肌寒さで目覚める、一雨一度の秋。
昨日に続き、リモートで縄文のトークイベントに登壇する。
縄文時代は思い出だ。遺跡へ行ったり、土器を見たりするとき、歴史を感じるというより誰かの記憶に触れた気持ちになる。
土偶はポエムだ。人間や動物や植物を模した写実的な品はほとんどない。その技術はきっとあったのに。ポエムだからこそミステリーで、雄弁で、1万年後の人々ともコミュニケーションができる。
インスタントなわかりやすさと対極にあるもの。
私も土偶みたいなものを作って時を越えたい。
縄文文化が発生したのには様々な地理的な条件が背景になっている。4つのプレートに囲まれ、暖流と寒流の交わる場所でもある日本列島には、豊かな自然の恵みがあった。余剰生産の蓄えなしに、狩りと採集で定住生活をしたという点は世界的に珍しい。しかし自然は与えるものでもあり奪うものでもある。災害考古学という分野でも、縄文時代に起こった地震や津波の痕跡がわかる。自然が神であり大きな敵でもあったから、人間同士で争わず平和な時代が時代が1万年以上も続いたのではないか? などと皆さんと推測しあった。宇宙人が侵攻してきたことによって地球で一致団結するSFみたいに。

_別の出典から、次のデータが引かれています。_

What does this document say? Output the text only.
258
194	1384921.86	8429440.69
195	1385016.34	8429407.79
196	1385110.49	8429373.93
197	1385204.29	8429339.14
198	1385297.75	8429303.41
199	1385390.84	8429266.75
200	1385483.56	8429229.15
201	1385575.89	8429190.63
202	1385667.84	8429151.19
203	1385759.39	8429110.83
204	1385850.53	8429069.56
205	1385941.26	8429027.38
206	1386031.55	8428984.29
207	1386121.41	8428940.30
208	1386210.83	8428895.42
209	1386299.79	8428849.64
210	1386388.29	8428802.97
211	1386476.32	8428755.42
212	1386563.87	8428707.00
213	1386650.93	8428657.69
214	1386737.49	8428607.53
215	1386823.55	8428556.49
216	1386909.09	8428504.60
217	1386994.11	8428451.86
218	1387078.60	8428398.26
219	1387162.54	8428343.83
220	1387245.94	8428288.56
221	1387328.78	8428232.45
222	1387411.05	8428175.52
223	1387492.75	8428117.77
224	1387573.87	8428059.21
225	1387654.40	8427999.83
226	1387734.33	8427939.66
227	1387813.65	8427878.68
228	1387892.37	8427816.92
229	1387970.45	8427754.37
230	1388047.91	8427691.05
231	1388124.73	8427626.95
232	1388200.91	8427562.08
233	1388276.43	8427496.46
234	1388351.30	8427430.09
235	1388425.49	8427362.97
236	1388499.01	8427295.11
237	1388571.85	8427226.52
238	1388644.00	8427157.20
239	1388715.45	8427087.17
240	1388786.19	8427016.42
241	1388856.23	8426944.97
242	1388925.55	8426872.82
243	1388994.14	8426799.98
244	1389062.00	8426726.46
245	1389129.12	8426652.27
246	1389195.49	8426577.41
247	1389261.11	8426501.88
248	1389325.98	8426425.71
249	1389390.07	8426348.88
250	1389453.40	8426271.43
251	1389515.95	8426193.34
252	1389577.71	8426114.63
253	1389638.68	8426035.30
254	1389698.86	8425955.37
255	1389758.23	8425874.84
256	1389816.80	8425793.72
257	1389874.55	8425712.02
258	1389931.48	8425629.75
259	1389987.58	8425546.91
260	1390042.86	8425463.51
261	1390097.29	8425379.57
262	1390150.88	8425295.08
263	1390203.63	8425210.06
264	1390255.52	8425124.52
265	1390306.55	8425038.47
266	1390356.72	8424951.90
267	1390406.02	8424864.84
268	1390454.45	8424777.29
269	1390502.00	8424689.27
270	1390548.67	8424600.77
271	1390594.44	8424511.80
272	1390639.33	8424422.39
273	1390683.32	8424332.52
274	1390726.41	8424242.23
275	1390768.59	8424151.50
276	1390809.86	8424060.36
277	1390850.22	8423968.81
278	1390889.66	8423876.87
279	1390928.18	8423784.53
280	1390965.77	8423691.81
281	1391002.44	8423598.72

「書かさる」「歩かさる」「おささらない」のような、〜さる、さらないという北海道弁には、中動態的なニュアンスがある。そうしようとしていないのに、そうなってしまうという言葉。行為の主体と責任がはっきりせず、自分が半分自然のものだと言ってるような感じを受ける。縄文時代の自然とともに生きる価値観にも通じると思った。弥生時代がぜんぜんこなかった北海道。北海道には、まだ縄文の空気が少し残っている気がする。
トークイベントのあと、100年ぶりに美容室に行った。ずっと自分で切っていたのでベースがぐちゃぐちゃになっていた。髪を切ってもらえばすっきりするだけでなく、自己肯定感も上がるだろう。新規陽性者数もかなり減ってきたいまがチャンスと思い、勇気を出して行ったのに、少しいやなことがあった。かなり落ち込み、帰ってきてからシャワーを浴びて、ぐっと眠った。早く忘れたい。
忘れてきた。
気を取り直してご機嫌で充実した夜にしたい。
滞っているものが多くて焦りが大きい。そろそろまた自分とビデオ通話しよう……。